Useful stuff: Tollways and other important road information

One great way to really enjoy the bits and bobs that make this region interesting is to go by car. However, that obviously involves using tollways, etc. run by various countries. So to help you keep the info straight, read on.

Italy
All tolls payable in Euros or by credit card.  However, there are no toll roads south of Bari, so for the Salento no worries - the dual carriageways are all free.

Slovenia
All cars using the motorways/tollways are required to have a vignette (basically a sticker that goes inside the front window) lest they face a massive fine. This replaced all tolls, and for passenger cars cost 15Euros/weekly vignette, 30Euros/monthly vignette, or 95Euros for a vignette good for a year. Check the official highway site for updated info. Vignettes are available at most service stations, including Petrol and OMV.

Croatia
Croatia's increasingly extensive tollway network allows for payment in either kuna or Euros. Most, if not all, tollbooths also accept credit cards. Do NOT lose your toll stub - if you do, they charge you 200% of the longest possible route you could have taken (let us just say we know someone this happened to...this might be the same moment we discovered they accepted credit cards for payment). 

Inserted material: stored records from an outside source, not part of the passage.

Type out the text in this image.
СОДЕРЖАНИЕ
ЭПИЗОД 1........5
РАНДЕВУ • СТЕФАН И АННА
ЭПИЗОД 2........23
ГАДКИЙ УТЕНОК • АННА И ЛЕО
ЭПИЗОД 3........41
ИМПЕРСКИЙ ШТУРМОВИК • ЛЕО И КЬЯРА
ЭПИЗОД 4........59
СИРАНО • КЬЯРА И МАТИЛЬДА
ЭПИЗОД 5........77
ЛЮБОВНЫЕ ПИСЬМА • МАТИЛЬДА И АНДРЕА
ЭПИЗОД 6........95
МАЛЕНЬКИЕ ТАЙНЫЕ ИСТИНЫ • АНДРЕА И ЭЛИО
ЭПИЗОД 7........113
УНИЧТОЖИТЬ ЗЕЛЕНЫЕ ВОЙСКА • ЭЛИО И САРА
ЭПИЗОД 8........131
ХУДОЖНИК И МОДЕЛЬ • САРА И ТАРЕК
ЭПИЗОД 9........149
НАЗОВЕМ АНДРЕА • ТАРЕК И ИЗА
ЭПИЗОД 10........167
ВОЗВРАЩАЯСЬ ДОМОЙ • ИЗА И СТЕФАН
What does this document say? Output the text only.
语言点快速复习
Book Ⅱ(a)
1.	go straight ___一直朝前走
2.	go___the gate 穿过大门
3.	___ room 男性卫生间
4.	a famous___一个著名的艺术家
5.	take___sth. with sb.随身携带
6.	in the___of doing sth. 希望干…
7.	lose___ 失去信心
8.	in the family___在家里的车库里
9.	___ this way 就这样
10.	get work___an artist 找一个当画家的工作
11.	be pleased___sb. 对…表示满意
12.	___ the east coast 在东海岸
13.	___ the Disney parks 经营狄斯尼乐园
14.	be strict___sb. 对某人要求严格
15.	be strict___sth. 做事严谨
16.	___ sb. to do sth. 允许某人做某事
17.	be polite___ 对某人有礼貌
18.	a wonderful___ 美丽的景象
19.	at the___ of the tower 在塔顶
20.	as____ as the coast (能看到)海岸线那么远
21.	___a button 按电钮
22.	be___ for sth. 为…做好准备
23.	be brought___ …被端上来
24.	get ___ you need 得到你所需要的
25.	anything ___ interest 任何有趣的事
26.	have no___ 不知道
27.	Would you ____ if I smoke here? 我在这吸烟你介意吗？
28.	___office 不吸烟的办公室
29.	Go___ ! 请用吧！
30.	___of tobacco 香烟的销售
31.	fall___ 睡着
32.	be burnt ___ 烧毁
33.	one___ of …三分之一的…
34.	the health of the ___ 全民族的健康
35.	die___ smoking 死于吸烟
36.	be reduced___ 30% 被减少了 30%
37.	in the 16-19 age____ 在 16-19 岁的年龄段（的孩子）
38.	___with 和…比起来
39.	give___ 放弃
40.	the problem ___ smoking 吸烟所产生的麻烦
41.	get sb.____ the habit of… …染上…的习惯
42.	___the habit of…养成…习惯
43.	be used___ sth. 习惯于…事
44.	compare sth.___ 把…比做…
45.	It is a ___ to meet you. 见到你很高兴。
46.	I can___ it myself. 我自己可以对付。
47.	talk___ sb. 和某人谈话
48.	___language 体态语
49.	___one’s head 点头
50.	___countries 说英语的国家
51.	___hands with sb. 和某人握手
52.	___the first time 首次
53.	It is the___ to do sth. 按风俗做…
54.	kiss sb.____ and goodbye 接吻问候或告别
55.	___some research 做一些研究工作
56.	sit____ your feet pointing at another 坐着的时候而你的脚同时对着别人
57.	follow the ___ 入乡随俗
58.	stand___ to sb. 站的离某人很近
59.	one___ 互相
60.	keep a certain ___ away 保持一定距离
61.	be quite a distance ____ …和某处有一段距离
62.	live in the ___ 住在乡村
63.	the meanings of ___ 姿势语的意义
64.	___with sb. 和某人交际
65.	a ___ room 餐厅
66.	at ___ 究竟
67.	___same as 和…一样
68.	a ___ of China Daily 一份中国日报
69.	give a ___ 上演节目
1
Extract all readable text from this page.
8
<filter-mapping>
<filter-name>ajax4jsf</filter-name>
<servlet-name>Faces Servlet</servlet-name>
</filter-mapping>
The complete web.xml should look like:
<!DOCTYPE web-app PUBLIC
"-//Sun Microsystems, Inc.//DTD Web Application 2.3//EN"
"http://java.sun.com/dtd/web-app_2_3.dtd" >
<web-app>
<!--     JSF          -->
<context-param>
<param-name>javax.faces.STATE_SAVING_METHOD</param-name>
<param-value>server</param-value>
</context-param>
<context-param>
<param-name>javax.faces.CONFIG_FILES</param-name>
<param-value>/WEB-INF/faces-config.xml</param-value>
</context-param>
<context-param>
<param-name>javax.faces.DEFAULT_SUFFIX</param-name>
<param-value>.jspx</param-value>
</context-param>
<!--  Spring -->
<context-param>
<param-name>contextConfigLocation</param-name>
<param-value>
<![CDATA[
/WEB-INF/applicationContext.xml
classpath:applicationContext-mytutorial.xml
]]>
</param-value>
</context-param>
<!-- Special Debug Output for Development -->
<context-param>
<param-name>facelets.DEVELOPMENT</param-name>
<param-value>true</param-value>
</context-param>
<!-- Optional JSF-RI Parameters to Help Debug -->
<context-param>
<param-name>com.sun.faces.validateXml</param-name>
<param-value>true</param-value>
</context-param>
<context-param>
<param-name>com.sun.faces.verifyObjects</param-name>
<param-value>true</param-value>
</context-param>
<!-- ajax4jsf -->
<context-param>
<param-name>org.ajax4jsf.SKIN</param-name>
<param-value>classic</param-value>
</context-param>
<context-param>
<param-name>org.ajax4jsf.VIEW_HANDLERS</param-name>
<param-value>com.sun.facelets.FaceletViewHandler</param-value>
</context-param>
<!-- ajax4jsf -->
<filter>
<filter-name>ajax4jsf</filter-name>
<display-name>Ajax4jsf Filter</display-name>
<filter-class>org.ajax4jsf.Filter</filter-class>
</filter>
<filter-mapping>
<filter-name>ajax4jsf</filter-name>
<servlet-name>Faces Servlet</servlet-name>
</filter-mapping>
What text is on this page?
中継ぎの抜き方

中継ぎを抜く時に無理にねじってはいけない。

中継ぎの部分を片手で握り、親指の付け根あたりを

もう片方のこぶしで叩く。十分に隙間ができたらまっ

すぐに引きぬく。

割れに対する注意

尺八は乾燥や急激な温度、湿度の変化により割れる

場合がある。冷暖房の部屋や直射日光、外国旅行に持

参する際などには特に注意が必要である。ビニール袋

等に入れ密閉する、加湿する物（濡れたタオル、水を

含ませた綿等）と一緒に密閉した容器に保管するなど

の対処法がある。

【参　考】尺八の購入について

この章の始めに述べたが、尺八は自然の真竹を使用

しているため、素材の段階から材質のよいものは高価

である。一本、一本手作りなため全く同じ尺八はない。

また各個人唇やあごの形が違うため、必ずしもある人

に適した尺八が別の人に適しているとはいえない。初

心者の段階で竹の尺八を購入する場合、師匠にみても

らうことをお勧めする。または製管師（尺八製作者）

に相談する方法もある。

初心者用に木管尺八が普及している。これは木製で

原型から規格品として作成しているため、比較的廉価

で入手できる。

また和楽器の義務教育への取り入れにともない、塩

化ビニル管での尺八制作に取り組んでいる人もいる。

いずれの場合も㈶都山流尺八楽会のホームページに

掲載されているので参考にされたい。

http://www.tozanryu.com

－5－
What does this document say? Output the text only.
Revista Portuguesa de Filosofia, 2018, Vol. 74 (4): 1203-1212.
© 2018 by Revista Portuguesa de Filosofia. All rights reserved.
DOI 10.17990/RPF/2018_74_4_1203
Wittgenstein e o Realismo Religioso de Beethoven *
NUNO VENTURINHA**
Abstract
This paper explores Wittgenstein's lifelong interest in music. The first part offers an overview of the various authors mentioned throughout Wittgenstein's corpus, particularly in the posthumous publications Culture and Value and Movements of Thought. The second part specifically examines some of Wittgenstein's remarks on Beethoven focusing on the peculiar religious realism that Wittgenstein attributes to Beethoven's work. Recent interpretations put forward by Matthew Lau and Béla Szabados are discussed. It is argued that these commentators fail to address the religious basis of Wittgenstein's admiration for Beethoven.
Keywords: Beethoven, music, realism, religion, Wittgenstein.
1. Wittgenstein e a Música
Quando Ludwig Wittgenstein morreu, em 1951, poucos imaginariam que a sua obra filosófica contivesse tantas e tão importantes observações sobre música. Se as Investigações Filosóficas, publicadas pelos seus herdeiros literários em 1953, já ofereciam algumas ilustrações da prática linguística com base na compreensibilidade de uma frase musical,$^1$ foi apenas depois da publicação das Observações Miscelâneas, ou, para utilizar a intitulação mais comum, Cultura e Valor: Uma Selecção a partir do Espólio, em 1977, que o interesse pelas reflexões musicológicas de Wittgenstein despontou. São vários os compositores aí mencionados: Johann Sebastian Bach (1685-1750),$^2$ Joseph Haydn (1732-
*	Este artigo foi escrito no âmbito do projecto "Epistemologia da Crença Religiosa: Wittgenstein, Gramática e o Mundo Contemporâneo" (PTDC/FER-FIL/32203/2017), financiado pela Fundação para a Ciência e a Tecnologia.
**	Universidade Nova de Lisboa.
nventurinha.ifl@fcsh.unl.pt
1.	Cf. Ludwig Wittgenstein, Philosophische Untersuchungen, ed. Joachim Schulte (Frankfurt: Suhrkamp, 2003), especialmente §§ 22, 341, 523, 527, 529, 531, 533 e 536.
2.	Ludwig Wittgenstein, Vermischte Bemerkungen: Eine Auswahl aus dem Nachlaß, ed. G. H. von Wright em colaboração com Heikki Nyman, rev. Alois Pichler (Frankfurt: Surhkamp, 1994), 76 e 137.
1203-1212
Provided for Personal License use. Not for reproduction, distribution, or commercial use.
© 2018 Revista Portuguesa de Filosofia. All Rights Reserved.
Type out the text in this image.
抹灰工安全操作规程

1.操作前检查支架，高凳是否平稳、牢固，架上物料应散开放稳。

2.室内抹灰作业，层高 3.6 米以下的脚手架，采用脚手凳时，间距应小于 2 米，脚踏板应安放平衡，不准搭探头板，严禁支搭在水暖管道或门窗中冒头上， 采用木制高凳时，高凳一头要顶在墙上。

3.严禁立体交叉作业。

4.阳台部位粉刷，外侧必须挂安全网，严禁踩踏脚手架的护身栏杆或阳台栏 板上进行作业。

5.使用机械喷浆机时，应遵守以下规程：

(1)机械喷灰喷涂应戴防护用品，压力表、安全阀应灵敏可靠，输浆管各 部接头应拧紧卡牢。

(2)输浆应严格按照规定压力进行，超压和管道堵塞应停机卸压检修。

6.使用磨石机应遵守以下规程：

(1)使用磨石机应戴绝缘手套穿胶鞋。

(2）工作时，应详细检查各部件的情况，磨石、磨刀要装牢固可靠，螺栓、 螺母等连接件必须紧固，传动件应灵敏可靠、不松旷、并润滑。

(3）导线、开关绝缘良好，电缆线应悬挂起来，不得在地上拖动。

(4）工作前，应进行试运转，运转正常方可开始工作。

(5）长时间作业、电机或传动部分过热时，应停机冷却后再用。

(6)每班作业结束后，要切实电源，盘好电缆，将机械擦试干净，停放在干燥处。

The Croatian Auto Club (HAK) provides current information on traffic blockages on tollways and at border crossings on their website, as well as on state radio (HRT). During the tourist season the radio updates are in English, German, and Italian as well as Croatian, so set the TA setting on your radio to 'on'.

Serbia
Pay tolls can be paid in Dinars or Euros on the main exits (Belgrade, borders with Croatia and Macedonia), but the smaller exits don't always accept Euros. Also, there is a double-digit exchange fee. In other words, pay in dinars. There are exchange offices at all major border crosssing - just change 30 or so Euros and you should be fine.

Bosnia & Herzegovina
The only toll road in the country is between Sarajevo and Zenica, and it costs 1.5 KM for cars - cash only.

Montenegro
There is an Eco-Tax of 10 euros/car for a sticker valid for one year, payable at border crossings. The Trebinje-Herzeg Novi toll road costs 3 euros (although not sure why you would be on that road) and the Herzeg Novi-Tivat Ferry costs 4 Euros for cars.

Macedonia
The main freeways in Macedonia run from the entrances to Macedonia on the Belgrade/Skopje/Thessaloniki thoroughfare, as well as on the Skopje/Tetovo/Gostivar freeway, which is the primary route to Ohrid, as well as to Tirana, Albania. Payment is accepted in MKD only, so if you are coming from Belgrade make sure you stop at the border to change a bit of money. The tolls are relatively small (none over 100 MKD), but still, if you don't have any denars it is a problem. Change money at the Tabanovce border crossing as you enter from Serbia, or if coming from Kosovo, make sure you stop and get some before hitting the highway to either Greece or Ohrid.